26 czerwca 2020, 12:30 Alert

– Polacy będą mogli zobaczyć prototypy hatchbacka i SUV-a z rodzimej marki samochodów elektrycznych. Prezentacja odbędzie się 28 lipca 2020 roku – zapowiedział prezes ElectroMobility Poland Piotr Zaremba. Ogłoszona zostanie też nazwa marki.

samochód elektryczny elektromobilność
fot. BiznesAlert.pl

Powszechność i dostępność

Szef ElectroMobility Poland (EMP) powiedział, że prototypy demonstracyjne wersji hatchback oraz SUV zostaną zaprezentowane podczas wydarzenia online. – To bardzo istotny moment projektu. Ogłosimy nazwę marki oraz pokażemy prototypy, w których stworzenie byli zaangażowani najlepsi polscy oraz międzynarodowi eksperci – zaznaczył.

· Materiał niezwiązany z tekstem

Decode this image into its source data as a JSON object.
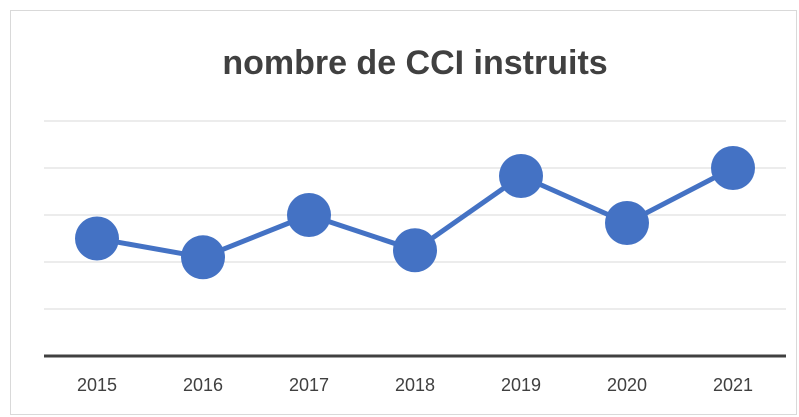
{
  "chart_data": {
    "type": "line",
    "title": "nombre de CCI instruits",
    "categories": [
      "2015",
      "2016",
      "2017",
      "2018",
      "2019",
      "2020",
      "2021"
    ],
    "series": [
      {
        "name": "nombre de CCI instruits",
        "color": "#4472c4",
        "values": [
          45,
          41,
          50,
          42.5,
          58.3,
          48.3,
          60
        ]
      }
    ],
    "ylim": [
      20,
      70
    ],
    "yticks": [
      20,
      30,
      40,
      50,
      60,
      70
    ],
    "grid": true
  }
}
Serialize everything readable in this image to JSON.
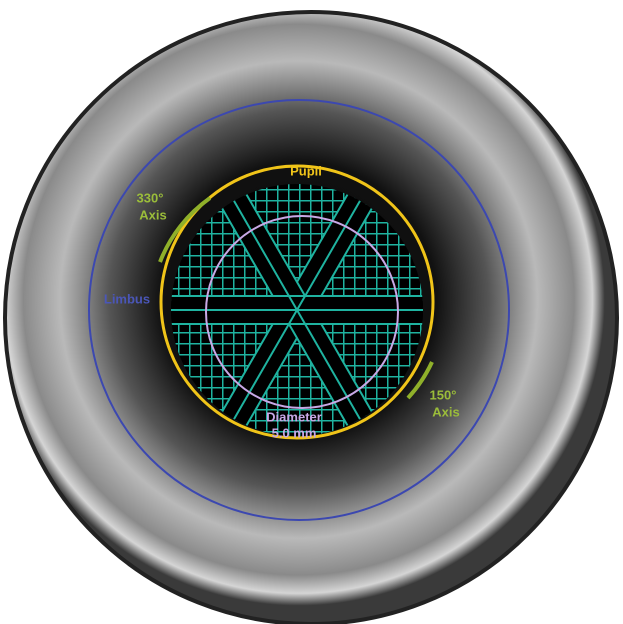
{
  "labels": {
    "pupil": "Pupil",
    "axis330": {
      "angle": "330°",
      "label": "Axis"
    },
    "limbus": "Limbus",
    "axis150": {
      "angle": "150°",
      "label": "Axis"
    },
    "diameter": {
      "label": "Diameter",
      "value": "5.0 mm"
    }
  }
}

Podkreślił, że wokół idei polskiego „elektryka” udało się zgromadzić znakomitych fachowców. – Dla nich to przedsięwzięcie jest nie tylko pracą, ale przede wszystkim ogromną pasją, co doskonale odzwierciedlają nasze modele aut – dodał.

Prezes zaznaczył, że projekt budzi ogromne zainteresowanie, bo to znaczący krok na drodze do odbudowy polskiej motoryzacji. – Dlatego właśnie chcemy podzielić się dotychczasowymi rezultatami z internautami, którzy będą chcieli dołączyć do transmisji. Budujemy samochód, który ma być powszechny, dlatego też taka powszechna forma jego prezentacji. Koncepcja eventu spełnia również warunki ograniczeń związanych z pandemią – wyjaśnił.

Produkcja polskiego samochodu z napędem elektrycznym ma się rozpocząć w 2023 roku. Za design prototypów odpowiadają projektanci włoskiej pracowni stylistycznej Torino Design – jednej z najbardziej renomowanych w motoryzacyjnym świecie. Konsultantem jest Tadeusz Jelec, jeden z najbardziej uznanych projektantów aut, który przez wiele lat pracował dla Jaguara. Spółka EMP, która koordynuje całe przedsięwzięcie budowy polskiego elektryka, współpracuje również z integratorem technicznym – firmą EDAG Engineering.

Spółka ElectroMobility Poland powstała w październiku 2016 roku. Jest kontrolowana przez cztery koncerny energetyczne – PGE, Energę, Eneę oraz Tauron. Każdy z udziałowców wykładając po 17,5 mln zł, objął po 25 procent kapitału akcyjnego, uzyskując tyle samo głosów na walnym zgromadzeniu akcjonariuszy – informuje Polska Agencja Prasowa.